Nós, sociólogos, temos como vício de ofício buscar na realidade a compreensão dos conceitos. Por isso, quereremos nos referir ao trabalho de Amartya Sen que exemplificou a desigualdade justa ou a igualdade injusta através de questões como a situação de indivíduos com necessidades especiais. Nesse caso específico, tratar com igualdade agentes que apresentam condições competitivas tão dispares e desvantajosas seria uma injustiça. Do mesmo modo, pode ser injusto quando agentes têm oportunidades iguais mas fazem investimentos distintos e, ainda assim, alcançam o mesmo resultado.

Sabemos que é difícil fazer esse exercício lógico em um país como o Brasil, tão distante de um ideal de igualdade de oportunidades. Contudo, os contextos não podem aprisionar os conceitos. É bom lembrar que em nome da justiça social muitas políticas focalizadas, que oferecem condições ou recompensas desiguais a grupos sociais distintos, têm sido demandadas e implementadas. Estas políticas são reconhecidas como justas, porque ao promover condições desiguais no processo ou no resultado, corrigem desigualdades socialmente reconhecidas na partida. Ao introduzir políticas compensatórias, de certa forma a sociedade reconhece seu próprio fracasso em garantir justiça para todos, igualmente.

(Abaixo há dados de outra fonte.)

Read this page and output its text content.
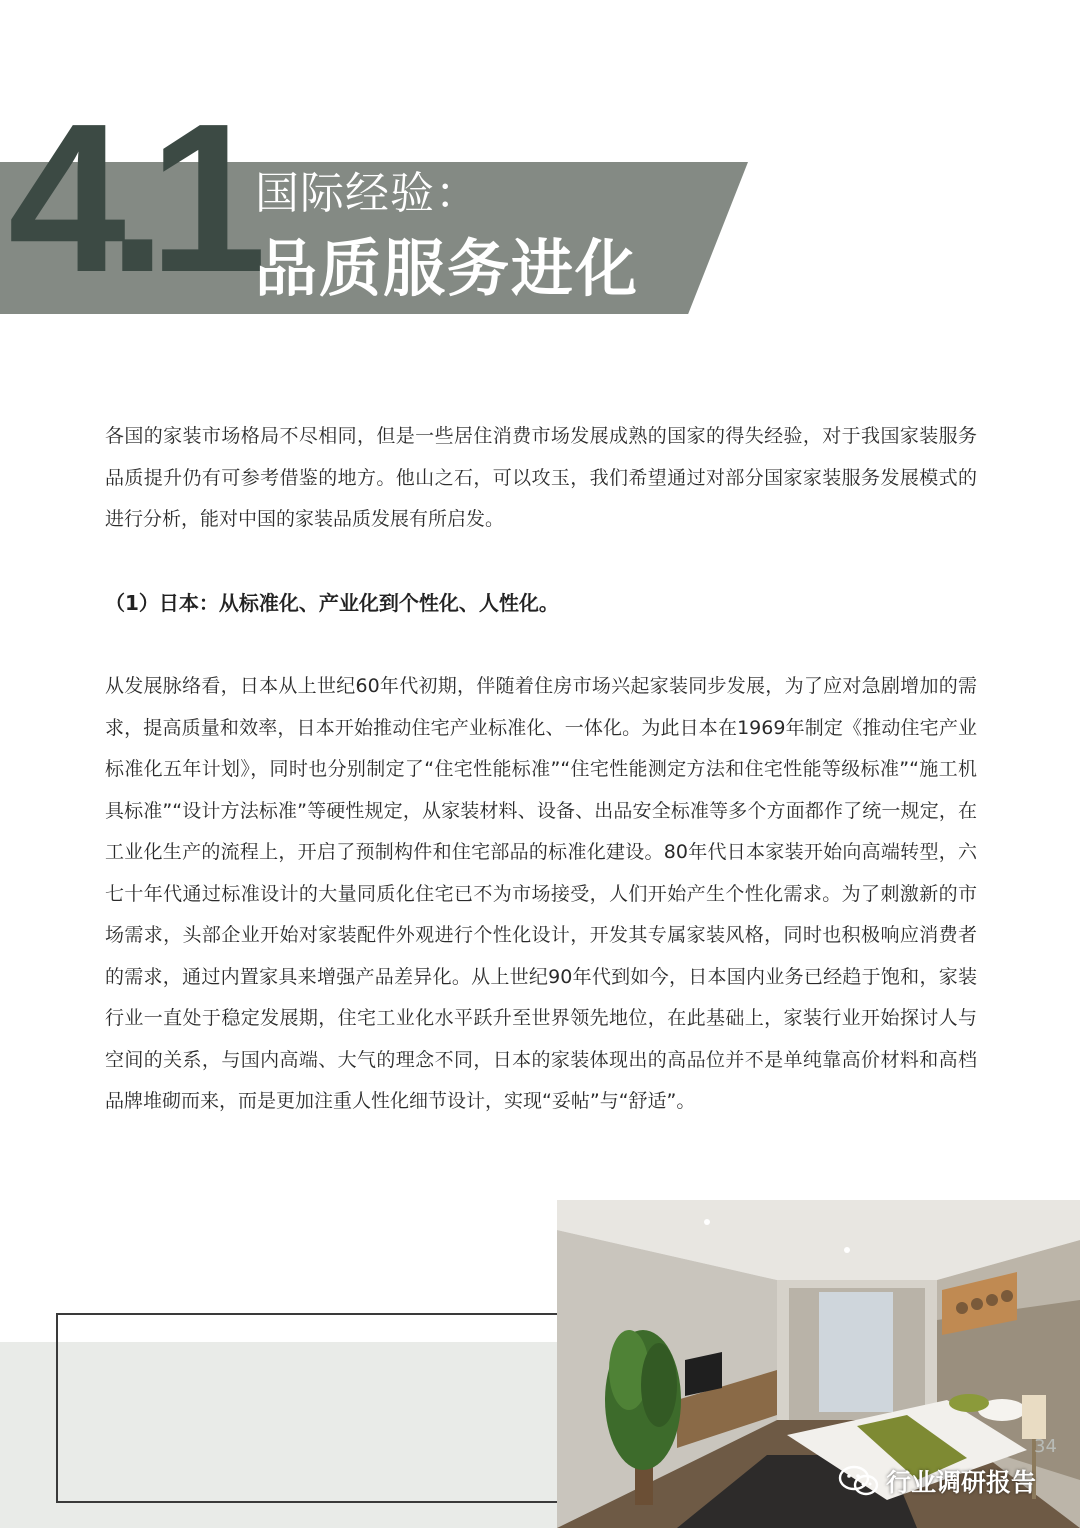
4.1 国际经验：
品质服务进化

各国的家装市场格局不尽相同，但是一些居住消费市场发展成熟的国家的得失经验，对于我国家装服务品质提升仍有可参考借鉴的地方。他山之石，可以攻玉，我们希望通过对部分国家家装服务发展模式的进行分析，能对中国的家装品质发展有所启发。

（1）日本：从标准化、产业化到个性化、人性化。

从发展脉络看，日本从上世纪60年代初期，伴随着住房市场兴起家装同步发展，为了应对急剧增加的需求，提高质量和效率，日本开始推动住宅产业标准化、一体化。为此日本在1969年制定《推动住宅产业标准化五年计划》，同时也分别制定了“住宅性能标准”“住宅性能测定方法和住宅性能等级标准”“施工机具标准”“设计方法标准”等硬性规定，从家装材料、设备、出品安全标准等多个方面都作了统一规定，在工业化生产的流程上，开启了预制构件和住宅部品的标准化建设。80年代日本家装开始向高端转型，六七十年代通过标准设计的大量同质化住宅已不为市场接受，人们开始产生个性化需求。为了刺激新的市场需求，头部企业开始对家装配件外观进行个性化设计，开发其专属家装风格，同时也积极响应消费者的需求，通过内置家具来增强产品差异化。从上世纪90年代到如今，日本国内业务已经趋于饱和，家装行业一直处于稳定发展期，住宅工业化水平跃升至世界领先地位，在此基础上，家装行业开始探讨人与空间的关系，与国内高端、大气的理念不同，日本的家装体现出的高品位并不是单纯靠高价材料和高档品牌堆砌而来，而是更加注重人性化细节设计，实现“妥帖”与“舒适”。

34
行业调研报告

Nesse sentido, atualmente uma das grandes novidades no enfrentamento das desigualdades no Brasil é a adoção de cotas raciais (além de considerar também critérios socioeconômicos) na seleção de muitas universidades públicas. Assim, busca-se corrigir as históricas, e ainda alarmantes, desvantagens da população negra em relação aos brancos no país. Tanto o artigo de Jerónimo Muniz - Inconsistências e consequências da variável raça para a mensuração de desigualdades - quanto o de Jordão Horta Nunes e Neville Julio de Vilasboas e Santos - A desigualdade no “topo ”: empregadores negros e brancos no mercado de trabalho brasileiro -, presentes neste dossiê, tratam dessa importante dimensão das desigualdades. Se o segundo constata e analisa as desvantagens de negros entre os empregadores, o primeiro trata das possíveis barreiras à formulação de políticas públicas voltadas para o combate às desigualdades raciais no Brasil, como as cotas raciais, em função da suposta dificuldade de se definir a população alvo.

É importante considerar, também, que o conceito de desigualdade dificilmente pode ser entendido no singular, dado a multiplicidade, pluralidade e capilaridade do fenômeno a que se refere.

O artigo escrito por Zhu Di - Homeownership of the young middle class: the case of elite university graduates - torna evidente as inúmeras e variadas dimensões em que a desigualdade se apresenta. Ela analisa a relação entre nível socioeconómico da família de origem e a possibilidade de jovens estudantes chineses se tornarem proprietários de imóveis; e demonstra que jovens proprietários, por sua vez, contam com indicadores de qualidade de vida mais favoráveis. Desse modo, seu trabalho expõe elementos centrais da análise de estratificação que aparecem relacionados e se reforçam mutuamente, como origem social, propriedade, qualidade de vida, segmentação socioespacial, dentre outros. Todos com impacto significativo nas chances de vida.

Por isso, é tão central a pergunta - “Igualdade de quê?” - que foi título escolhido para o primeiro capítulo do livro de Amartya Sen Inequailty reexamined: equality of what? Sen quer chamar atenção para o fato de que as desigualdades são multifacetadas e se baseiam em dois tipos de diversidade: a heterogeneidade humana e a pluralidade de dimensões segundo os quais a igualdade pode ser definida. Nesse contexto, igualdade em uma dimensão pode significar - e geralmente significa - desigualdade em outra. A igualdade deve, assim, ser analisada conjuntamente com outras questões.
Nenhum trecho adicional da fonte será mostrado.